I am sure many iPad and iPhone users are asking this question. So, perhaps it will help you if I tell you how I found the journey, the pitfalls and joys.
This is how my logic went:
- I do a lot of PP presentations. It is so much better carrying an iPad around than slogging a laptop. Also, during the presentation I wanted to avoid having to move back to the iPad to change slides. So, Keynote remote on the i Phone is the answer. But then you need to use Apple’s Keynote presentation software instead of Power Point.
- Then you want to create the presentations in Keynote right from the beginning in order to keep your formatting. So this is when the question became imminent for me: Why not move over entirely to Mac?
- The big caveat was what always kept me away from Mac, I really think the laptops are outrageously expensive.
- A friend then suggested; If you have iPad you don’t need a laptop, why not buy the Mac mini? This little box comes in at below R,7000, you must supply your own screen, keyboard and mouse. This clinched the deal.
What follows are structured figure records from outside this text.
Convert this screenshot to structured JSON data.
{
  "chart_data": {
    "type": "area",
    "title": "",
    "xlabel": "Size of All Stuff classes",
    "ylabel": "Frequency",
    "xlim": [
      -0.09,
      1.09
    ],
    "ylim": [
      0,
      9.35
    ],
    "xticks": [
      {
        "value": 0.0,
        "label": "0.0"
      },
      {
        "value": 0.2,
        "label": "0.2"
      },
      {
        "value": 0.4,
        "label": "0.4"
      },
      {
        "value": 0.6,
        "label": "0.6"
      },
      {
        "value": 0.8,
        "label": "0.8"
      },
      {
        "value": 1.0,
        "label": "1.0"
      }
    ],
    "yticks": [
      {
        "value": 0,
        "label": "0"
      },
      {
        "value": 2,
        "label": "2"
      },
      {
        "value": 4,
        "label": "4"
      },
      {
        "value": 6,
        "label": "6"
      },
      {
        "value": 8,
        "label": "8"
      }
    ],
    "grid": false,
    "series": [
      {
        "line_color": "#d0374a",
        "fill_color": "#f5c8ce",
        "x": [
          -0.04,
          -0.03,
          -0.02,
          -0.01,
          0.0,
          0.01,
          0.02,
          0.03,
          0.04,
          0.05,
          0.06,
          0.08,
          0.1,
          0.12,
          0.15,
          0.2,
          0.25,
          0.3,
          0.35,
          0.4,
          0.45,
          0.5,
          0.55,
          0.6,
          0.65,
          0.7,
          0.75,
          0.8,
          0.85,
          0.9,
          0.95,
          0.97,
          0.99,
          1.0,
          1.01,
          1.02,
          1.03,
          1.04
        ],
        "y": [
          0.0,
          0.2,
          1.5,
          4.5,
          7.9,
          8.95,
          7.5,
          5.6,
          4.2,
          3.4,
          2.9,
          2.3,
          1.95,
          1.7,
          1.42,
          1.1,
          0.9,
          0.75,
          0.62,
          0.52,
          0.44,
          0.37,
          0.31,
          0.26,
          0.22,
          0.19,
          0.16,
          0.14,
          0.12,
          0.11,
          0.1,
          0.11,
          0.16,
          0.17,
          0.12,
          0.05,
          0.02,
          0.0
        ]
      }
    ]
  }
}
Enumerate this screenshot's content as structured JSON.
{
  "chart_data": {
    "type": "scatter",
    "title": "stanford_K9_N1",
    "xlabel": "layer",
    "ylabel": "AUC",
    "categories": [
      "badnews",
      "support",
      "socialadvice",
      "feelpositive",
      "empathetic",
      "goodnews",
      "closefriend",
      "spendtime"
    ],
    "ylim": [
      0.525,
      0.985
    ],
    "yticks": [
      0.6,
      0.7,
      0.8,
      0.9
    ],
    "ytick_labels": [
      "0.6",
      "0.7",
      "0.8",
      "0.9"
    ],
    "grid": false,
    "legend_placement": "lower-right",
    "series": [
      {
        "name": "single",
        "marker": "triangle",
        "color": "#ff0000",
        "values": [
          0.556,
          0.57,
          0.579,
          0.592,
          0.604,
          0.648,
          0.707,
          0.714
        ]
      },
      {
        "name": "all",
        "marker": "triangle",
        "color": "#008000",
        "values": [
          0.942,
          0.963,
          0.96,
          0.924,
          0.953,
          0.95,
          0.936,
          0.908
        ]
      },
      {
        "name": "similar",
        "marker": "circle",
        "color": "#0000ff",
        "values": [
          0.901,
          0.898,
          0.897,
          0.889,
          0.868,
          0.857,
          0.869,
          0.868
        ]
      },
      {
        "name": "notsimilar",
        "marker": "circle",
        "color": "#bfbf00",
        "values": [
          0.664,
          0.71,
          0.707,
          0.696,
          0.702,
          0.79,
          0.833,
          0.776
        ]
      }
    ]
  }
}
- Three things became apparent, you had to have Office, by far too cumbersome to save Mac’s own files in Office compatible formats. Secondly, I needed Outlook because receiving invites from people on Outlook proved to be cumbersome if not impossible. But I must confess that I did not want to spend hours decyphering issues. Thirdly it was quite obvious that Apple’s OS X Lion was not nearly as intuitive and convenient as OS for the mobile devices. I had a series of important presentations to make and the Mini Mac, iPad, iPhone system delivered for me, but otherwise it clearly was a better option to have waited for OS Mountain Lion that fully integrated iCloud with the Mac and delivered a seamless update between the devices.
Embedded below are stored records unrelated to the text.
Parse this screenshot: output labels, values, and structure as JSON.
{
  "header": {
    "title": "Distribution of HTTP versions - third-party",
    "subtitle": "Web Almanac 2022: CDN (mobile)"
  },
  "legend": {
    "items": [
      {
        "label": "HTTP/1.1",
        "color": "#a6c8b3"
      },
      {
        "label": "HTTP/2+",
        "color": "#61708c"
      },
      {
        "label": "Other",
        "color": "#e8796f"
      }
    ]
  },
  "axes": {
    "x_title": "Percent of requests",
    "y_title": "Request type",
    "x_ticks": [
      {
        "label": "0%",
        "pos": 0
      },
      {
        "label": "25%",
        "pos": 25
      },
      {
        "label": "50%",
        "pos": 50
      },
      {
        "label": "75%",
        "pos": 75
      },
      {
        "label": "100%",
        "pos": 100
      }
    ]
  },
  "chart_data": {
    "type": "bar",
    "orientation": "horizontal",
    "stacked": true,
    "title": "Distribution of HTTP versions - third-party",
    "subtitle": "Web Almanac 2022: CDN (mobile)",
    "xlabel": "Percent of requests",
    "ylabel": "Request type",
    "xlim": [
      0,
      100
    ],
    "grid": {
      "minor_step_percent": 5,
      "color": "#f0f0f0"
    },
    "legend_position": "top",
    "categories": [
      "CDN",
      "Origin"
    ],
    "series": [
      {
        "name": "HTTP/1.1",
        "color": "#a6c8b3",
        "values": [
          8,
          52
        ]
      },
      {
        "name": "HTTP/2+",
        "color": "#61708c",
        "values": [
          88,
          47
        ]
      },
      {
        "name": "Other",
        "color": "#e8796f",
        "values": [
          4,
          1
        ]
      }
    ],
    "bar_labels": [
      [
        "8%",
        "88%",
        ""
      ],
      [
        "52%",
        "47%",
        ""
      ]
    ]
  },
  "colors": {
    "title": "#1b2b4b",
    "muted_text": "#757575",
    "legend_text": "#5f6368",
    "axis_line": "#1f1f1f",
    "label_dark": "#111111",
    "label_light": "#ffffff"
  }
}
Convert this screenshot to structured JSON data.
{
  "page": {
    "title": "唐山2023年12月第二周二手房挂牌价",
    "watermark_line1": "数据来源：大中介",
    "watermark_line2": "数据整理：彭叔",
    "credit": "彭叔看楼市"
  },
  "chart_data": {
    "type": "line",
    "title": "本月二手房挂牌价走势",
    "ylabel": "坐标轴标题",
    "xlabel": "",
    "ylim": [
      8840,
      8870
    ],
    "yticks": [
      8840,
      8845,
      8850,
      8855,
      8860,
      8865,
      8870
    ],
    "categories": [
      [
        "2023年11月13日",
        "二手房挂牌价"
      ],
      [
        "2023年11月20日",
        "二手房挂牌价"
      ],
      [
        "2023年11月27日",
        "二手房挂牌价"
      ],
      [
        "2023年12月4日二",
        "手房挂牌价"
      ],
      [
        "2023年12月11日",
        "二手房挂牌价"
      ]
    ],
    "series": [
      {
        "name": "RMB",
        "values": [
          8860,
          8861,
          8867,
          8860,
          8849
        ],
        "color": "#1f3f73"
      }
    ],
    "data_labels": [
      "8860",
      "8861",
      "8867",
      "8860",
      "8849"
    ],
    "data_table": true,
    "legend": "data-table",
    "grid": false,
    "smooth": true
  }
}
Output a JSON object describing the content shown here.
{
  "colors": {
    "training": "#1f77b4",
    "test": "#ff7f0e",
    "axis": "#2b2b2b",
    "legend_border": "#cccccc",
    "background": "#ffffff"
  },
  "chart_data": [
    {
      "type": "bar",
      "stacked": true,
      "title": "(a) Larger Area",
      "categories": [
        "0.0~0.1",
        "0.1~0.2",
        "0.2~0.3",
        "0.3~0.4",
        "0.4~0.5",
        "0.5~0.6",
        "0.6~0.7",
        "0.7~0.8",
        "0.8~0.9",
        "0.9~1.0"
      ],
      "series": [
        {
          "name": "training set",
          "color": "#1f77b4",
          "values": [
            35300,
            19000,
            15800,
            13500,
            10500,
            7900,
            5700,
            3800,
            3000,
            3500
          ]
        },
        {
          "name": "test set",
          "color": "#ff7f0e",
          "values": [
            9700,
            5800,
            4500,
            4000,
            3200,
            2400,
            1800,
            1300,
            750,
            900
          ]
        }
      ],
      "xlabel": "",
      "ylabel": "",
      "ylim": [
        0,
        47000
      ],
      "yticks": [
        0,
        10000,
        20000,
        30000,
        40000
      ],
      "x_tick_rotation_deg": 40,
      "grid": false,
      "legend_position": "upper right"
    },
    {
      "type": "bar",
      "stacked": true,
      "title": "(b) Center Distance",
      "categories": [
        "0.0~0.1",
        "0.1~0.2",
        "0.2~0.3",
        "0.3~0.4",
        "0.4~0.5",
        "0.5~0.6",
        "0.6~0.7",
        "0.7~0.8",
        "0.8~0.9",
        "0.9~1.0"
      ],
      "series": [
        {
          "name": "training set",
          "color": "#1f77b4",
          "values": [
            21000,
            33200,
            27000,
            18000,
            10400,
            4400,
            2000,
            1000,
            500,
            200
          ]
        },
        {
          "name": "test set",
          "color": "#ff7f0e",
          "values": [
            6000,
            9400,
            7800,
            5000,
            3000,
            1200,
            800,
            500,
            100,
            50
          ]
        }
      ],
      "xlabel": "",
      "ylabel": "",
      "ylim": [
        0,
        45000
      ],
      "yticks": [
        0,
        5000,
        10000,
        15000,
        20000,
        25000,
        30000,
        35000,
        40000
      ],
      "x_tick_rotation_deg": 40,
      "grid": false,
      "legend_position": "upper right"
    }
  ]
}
I also find that I use Outlook calendar only for accepting invites on the mini Mac, they show up immediately on the Calendar on mini Mac, but I have manually to click on the calendar option to make them visible on the other two devices. I am beginning to think that I don’t anymore need Outlook at all. Then I will have to switch to Apple’s mail client as well. If you do this, remember to download an windat app to convert some attachments that you receive from MS Office.
So, what are the outstanding features of the migration?
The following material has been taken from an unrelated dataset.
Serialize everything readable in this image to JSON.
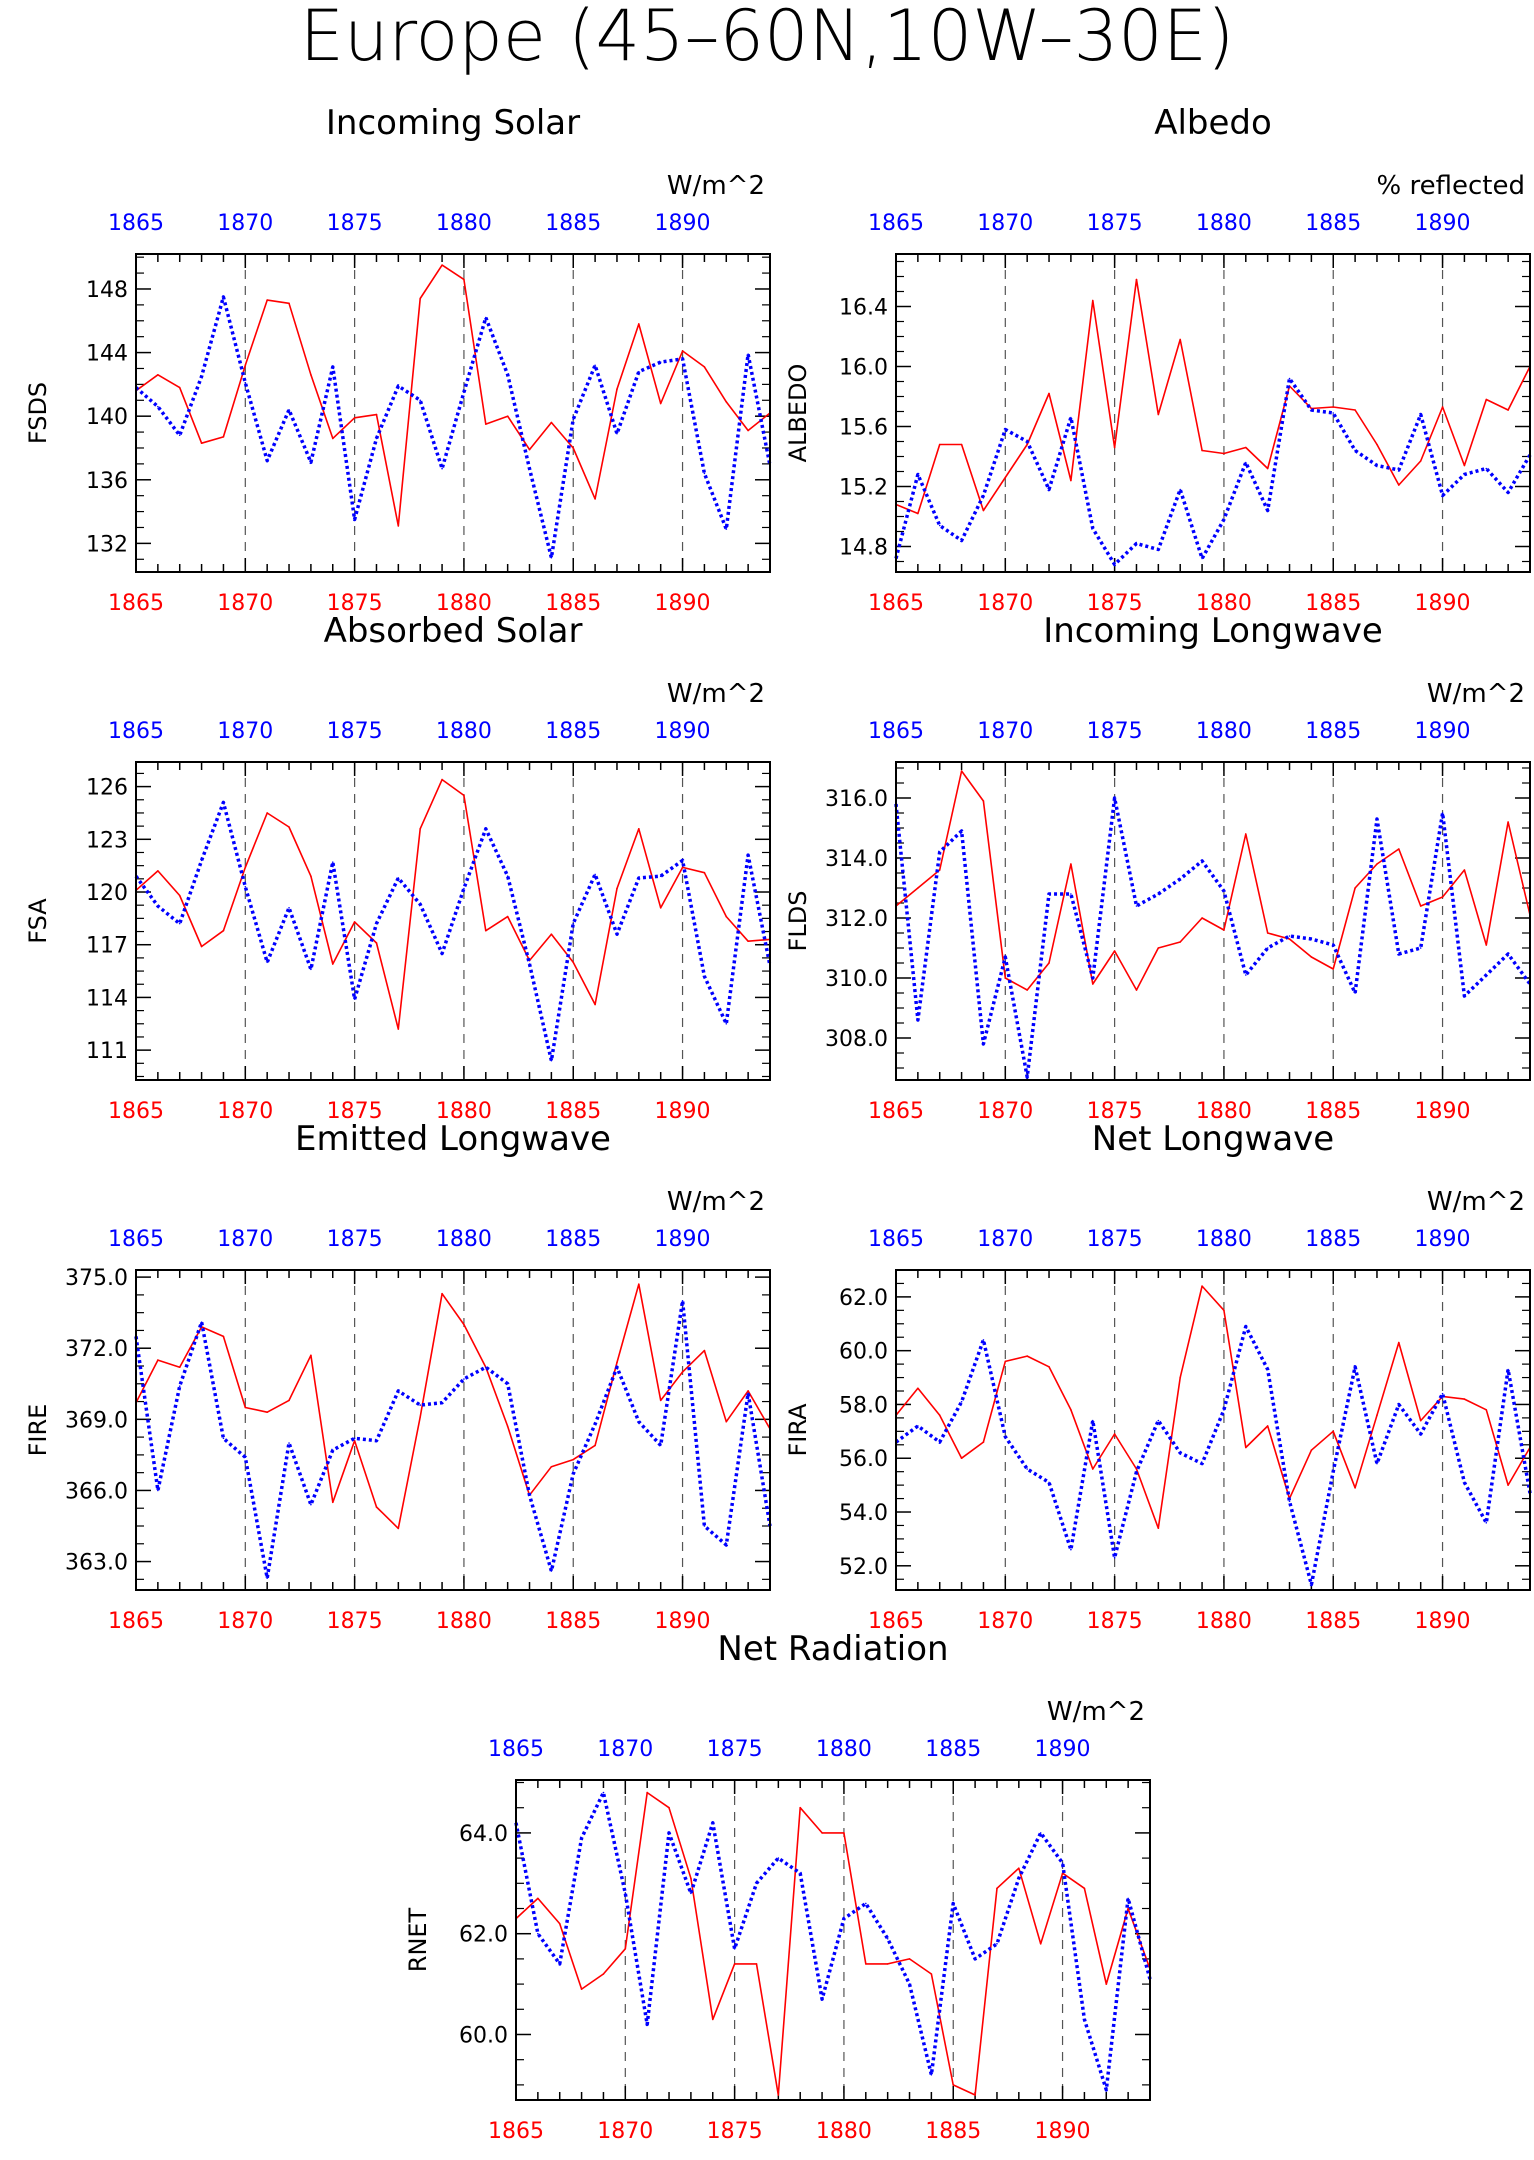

- After OSX Mountain Lion, you really are myopic if you don’t make the switch when you already have an iPad and an iPhone.
- The software is so cheap! This is the other side to Apple’s pricey hardware, the inexpensive software ! I always need a good vector graphics package. Sketch Book Pro is as powerful as Corel Draw on the PC at about 20% of the price 4% of the price. I have bought a professional 3D animation design package for designing my sculptures for less than R300. The entire App store is open to you on the Mac at really amazingly cheap prices. Your productivity is taken to a different dimension. By the way the upgrade to the new OS was for less than R200. You are forced by the cheap software to recalculate when considering the cost of a Mac.
Final conclusion: I can’t see me going back to PC and Microsoft was just too late with Windows 8 to catch me. And if Windows 8 is such huge shift from the present, you could just as well now move to Apple and get it over. With OS X Mountain Lion Apple has also defended against Android, because now for the first time yo can have all your devices running off the same operating universe.
Oh, and final, final: What I have seen on large IT transformation projects holds true here as well. Don’t make an immediate clean break! Do a gradual transition. I kept the PC laptop next to me for some three weeks and even now I have a mobile hard disk with the PC’s content plugged into the Mac Mini. I did not go to the trouble to import my Outlook from the PC into the Mac and it is only when looking up old emails that I still use the PC.